Génocide rwandais : le traumatisme toujours vivace
Rwanda 1994-2014. Le "pays aux mille collines" se souvient. Ce lundi 7 avril 2014 marque les débuts des commémorations du génocide. De quoi raviver les souvenirs qui hantent encore le peuple rwandais. Vingt ans après, les blessures peinent à se refermer...
Entre avril et juillet 1994, 800.000 personnes, essentiellement issues de la minorité tutsi, ont été tuées en une centaine de jours par leurs voisins, collègues et parfois amis hutus.
Dans les mois qui suivirent le génocide, la priorité a surtout été donnée aux besoins d'urgence (abri, nourriture, soins aux blessés) puis peu à peu, la souffrance est revenue à la surface. Pour le Dr Gilbert Potier, directeur des opérations internationales pour Médecins du monde (voir la vidéo), c'est compréhensible. "A ce moment-là, dans certains villages, les génocidaires qui avaient quitté le pays sont revenus, côtoyant les familles des victimes, et des jeunes orphelins partis à la dérive se sont retrouvés en prison parfois dans les mêmes cellules que ceux qui avaient décimé leur famille."

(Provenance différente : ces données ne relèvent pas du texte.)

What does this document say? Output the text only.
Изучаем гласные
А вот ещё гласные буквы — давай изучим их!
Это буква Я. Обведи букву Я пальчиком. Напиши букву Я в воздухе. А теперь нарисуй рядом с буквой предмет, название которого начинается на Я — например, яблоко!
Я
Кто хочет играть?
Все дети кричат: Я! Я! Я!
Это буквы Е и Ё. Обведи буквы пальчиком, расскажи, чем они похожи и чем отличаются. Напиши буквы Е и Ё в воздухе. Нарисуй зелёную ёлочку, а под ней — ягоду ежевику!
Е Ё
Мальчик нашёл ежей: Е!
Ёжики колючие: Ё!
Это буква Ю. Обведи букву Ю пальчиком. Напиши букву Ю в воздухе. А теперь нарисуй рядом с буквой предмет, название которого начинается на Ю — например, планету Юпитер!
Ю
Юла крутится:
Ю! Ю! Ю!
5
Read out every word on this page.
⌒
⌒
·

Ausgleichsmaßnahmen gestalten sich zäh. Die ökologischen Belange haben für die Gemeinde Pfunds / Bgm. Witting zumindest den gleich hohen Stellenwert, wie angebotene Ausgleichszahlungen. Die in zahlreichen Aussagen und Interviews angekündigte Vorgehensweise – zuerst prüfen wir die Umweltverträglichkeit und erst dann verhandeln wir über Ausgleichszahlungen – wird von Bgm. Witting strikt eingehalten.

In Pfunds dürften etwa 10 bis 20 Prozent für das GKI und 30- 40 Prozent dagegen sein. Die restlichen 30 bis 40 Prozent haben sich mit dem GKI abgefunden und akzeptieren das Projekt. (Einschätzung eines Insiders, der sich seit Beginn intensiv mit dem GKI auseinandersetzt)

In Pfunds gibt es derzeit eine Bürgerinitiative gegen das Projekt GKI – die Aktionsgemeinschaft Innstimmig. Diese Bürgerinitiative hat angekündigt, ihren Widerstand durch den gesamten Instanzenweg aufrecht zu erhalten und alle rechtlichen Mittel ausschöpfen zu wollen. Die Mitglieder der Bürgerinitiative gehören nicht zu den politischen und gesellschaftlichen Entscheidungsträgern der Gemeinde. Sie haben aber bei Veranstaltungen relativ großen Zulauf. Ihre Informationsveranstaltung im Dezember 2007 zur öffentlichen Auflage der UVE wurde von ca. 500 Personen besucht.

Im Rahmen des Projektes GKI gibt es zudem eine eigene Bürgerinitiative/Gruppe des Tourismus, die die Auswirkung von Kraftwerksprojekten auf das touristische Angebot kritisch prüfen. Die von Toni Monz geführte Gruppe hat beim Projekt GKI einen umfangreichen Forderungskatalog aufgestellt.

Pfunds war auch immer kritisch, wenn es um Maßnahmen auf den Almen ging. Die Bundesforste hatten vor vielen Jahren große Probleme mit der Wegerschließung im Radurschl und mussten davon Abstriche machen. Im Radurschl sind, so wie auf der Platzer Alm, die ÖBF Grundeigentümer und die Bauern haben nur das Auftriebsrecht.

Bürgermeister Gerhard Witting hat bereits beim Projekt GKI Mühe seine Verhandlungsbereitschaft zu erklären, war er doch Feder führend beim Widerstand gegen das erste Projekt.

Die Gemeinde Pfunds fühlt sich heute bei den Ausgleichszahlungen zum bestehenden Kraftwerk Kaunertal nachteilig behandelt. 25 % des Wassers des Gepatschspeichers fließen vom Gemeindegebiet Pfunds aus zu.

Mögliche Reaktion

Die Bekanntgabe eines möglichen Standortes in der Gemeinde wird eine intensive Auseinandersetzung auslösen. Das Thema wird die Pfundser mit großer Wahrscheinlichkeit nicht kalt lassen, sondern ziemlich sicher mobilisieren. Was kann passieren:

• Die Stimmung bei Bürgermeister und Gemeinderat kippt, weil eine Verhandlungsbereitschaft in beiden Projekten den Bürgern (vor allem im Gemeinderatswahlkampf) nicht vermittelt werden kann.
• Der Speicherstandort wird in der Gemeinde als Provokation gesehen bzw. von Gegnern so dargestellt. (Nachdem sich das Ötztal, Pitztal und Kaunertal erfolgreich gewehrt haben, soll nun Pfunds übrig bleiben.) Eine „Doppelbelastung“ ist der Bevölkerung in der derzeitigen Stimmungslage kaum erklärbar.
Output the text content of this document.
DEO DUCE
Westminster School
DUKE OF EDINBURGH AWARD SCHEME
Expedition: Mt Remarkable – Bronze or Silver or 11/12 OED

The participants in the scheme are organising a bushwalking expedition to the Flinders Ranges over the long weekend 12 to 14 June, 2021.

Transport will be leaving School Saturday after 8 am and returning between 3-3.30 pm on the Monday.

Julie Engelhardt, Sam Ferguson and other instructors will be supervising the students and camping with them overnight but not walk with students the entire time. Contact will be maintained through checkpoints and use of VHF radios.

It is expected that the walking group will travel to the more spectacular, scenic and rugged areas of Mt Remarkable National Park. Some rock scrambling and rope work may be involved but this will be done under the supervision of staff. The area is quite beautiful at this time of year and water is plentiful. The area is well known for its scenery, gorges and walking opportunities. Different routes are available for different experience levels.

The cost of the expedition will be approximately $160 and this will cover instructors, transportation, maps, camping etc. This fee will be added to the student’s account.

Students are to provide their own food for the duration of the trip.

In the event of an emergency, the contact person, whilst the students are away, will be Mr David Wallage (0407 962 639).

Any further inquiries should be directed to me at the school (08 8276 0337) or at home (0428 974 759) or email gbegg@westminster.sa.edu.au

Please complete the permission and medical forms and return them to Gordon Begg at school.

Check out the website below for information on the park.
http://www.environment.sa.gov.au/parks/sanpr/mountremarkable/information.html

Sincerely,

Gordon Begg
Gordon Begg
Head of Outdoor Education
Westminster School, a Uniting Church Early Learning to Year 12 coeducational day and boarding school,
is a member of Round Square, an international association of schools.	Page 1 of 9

Rwanda : prendre en charge la santé mentale
C'est à cette période-là que plusieurs ONG parmi lesquelles Handicap international ou Médecins du monde ont lancé les projets de santé mentale. "On a développé avec une association rwandaise, Ibuka, qui signifie souviens-toi en rwandais, une approche qui prend en charge les victimes pour elles-mêmes et non en tant que globalité dans la société", raconte le Dr Potier de Médecins du monde. Ces groupes de parole pour les personnes souffrant de stress post-traumatique, avaient pour objectif de surmonter les traumatismes et de recréer des liens.
Dans un entretien au Nouvel Observateur, le psychologue rwandais Augustin Nziguheba, fait part de son expérience: "Ils racontent peu à peu, pas à pas. Le choc a été tellement violent que cela ne peut pas être spontané. Les années qui ont suivi le génocide, leur vécu se manifestait par des pleurs, des gémissements, des colères, des tristesses, du mutisme, des flashbacks, des appels au secours. C'était un nuage qui couvrait la souffrance, mais ça parlait quand même. Et puis avec le temps, la sidération a été mise de côté et les personnes ont pu verbaliser et raconter ce qui leur était arrivé. (...) Le mot pour dire traumatisme dans les langues maternelles n'existait pas avant le génocide. Il a fallu forger des mots."
Vingt ans après le génocide : un traumatisme latent
Pourtant, vingt ans après, près de 28% des habitants souffrent encore de stress post-traumatique, 54% de dépression. Les cérémonies de commémoration actuelles ne vont-elles pas faire resurgir le traumatisme un peu plus ?
Pour s'y préparer, l'association Ibuka et Médecins du monde ont organisé il y a un mois un colloque sur le sujet. "On sait, explique le Dr Potier, que ce genre d'évènements est de nature soit à raviver les troubles chez certaines personnes qui se sentaient guéries, soit à révéler de nouveaux symptômes chez ceux qui n'ont jamais été pris en charge". Ainsi plusieurs personnes décompensent, c'est-à-dire qu'elles souffrent d'une perte de conscience pendant un temps, ne savent plus qui elles sont, ce qu'elles font.
Pourtant, les commémorations ont aussi un effet thérapeutique en ce sens qu'elles participent au travail de deuil collectif et au devoir, indispensable, de mémoire.